La “inmigración ilegal” fue el principal instrumento de la lucha para restaurar el Estado Hebreo, iniciado con el retorno al terruño ancestral en las postrimerías del siglo XIX. Ello se debió, más que nada, a la agravación de los pogromos en Rusia y Polonia, que llegaron a acusar un alto nivel de víctimas. De hecho, Palestina no atraía a las masas judías por ser un país virtualmente asolado por siglos de abandono que habían convertido la “Tierra de Leche y Miel” bíblica en un verdadero páramo. La mayoría veía en el Nuevo Mundo liberal un refugio seguro, en donde el judío podría conservar sus tradiciones y gozar de la seguridad personal que le habían privado los cosacos y los antisemitas en el viejo continente.

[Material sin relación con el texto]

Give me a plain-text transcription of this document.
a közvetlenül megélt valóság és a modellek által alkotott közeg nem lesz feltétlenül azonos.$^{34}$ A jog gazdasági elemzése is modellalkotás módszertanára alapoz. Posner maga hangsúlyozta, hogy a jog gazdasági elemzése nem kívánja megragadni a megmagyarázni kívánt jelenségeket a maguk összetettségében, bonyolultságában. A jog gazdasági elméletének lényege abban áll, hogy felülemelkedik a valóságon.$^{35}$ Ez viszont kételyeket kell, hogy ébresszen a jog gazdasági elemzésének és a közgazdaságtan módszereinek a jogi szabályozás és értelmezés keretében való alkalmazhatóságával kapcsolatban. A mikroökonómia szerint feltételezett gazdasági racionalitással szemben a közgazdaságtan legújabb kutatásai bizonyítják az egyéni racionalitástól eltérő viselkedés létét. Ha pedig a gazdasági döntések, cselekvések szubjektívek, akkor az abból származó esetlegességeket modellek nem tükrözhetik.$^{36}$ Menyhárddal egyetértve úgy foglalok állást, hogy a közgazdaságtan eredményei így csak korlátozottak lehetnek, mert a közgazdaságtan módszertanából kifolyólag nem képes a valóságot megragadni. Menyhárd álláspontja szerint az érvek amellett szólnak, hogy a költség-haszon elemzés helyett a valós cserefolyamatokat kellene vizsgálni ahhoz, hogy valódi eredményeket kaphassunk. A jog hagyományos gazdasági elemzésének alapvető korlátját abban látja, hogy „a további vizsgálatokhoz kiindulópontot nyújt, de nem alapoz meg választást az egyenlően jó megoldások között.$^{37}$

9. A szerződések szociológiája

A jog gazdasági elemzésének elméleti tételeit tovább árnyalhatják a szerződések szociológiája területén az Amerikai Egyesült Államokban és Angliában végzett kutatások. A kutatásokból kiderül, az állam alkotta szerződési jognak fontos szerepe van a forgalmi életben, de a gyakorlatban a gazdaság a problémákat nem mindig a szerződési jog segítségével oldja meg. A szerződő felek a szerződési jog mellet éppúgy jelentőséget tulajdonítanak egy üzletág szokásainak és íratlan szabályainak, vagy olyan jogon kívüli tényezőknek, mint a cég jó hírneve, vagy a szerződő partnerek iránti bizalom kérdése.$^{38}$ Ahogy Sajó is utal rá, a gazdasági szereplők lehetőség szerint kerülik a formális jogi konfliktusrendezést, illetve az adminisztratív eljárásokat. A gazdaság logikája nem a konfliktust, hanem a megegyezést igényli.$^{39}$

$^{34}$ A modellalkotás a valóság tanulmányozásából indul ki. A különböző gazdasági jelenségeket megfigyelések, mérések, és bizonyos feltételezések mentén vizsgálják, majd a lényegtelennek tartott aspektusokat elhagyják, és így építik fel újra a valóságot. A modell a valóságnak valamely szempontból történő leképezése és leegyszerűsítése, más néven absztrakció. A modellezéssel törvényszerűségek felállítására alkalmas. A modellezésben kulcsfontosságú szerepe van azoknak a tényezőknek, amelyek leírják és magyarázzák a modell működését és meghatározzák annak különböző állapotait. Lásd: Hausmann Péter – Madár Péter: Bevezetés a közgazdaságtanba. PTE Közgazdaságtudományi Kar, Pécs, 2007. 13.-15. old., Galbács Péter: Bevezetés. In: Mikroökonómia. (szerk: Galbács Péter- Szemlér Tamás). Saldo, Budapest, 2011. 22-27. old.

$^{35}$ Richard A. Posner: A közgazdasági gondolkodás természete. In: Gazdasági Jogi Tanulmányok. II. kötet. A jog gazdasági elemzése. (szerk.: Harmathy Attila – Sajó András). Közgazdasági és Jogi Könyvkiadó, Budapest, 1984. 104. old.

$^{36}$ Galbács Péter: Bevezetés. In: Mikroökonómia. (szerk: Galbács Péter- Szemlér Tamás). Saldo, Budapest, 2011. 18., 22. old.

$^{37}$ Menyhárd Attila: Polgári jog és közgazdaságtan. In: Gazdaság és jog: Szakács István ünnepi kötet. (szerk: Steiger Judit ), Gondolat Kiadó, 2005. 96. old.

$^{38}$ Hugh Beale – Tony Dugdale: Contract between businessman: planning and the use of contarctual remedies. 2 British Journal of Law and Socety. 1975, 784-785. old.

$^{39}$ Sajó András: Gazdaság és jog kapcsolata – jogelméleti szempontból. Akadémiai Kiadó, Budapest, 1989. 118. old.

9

La visión de Teodoro Herzl, el fundador del sionismo, de crear un Estado judío en estas tierras era considerado por muchos como una utopía atractiva pero muy poco práctica. ¿Qué podía hacer el judío en un país tan desolado como era la Palestina de aquella época? No tenía recursos naturales, no ofrecía trabajo alguno ni tampoco podía acoger a los millones de infelices que deseaban renovar su vida en un ambiente más propicio. Los pocos pioneros que llegaron al país llevaban una vida muy rústica y dura, tenían que luchar contra los elementos, las incursiones de los árabes locales, y la falta de medios de subsistencia.

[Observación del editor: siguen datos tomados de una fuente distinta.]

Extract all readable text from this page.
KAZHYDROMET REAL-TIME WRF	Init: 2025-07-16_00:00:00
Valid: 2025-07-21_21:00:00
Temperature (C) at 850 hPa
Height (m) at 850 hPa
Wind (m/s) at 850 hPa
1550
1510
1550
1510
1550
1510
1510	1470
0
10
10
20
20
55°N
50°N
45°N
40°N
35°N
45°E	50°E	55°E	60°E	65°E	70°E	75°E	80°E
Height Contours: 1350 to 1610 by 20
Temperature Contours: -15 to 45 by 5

La inmigración fue siempre el leit motiv del Sionismo, y demostró ser la llave para la creación del futuro Estado. El Holocausto había sido un terrible golpe para el judaísmo mundial: el asesinato de seis millones (de un total de dieciséis millones en todo el mundo que señalan los censos de 1937) era una pérdida irreparable, pero el hecho que entre los perecidos figurase un millón de niños parecía haber truncado toda posibilidad de recuperar lo perdido. Por otra parte, en EE.UU., el país que había acogido al mayor número de inmigrantes judíos, se evidenciaba una notable corriente de asimilación, que también contribuía a ese proceso. Lo mismo parecía ocurrir en la América Latina en general y entre la comunidad judía argentina, en particular. Pareciera ser que el judaísmo, aunque habría sobrevivido casi dos mil años de exilio, estaba ahora condenado a desaparecer.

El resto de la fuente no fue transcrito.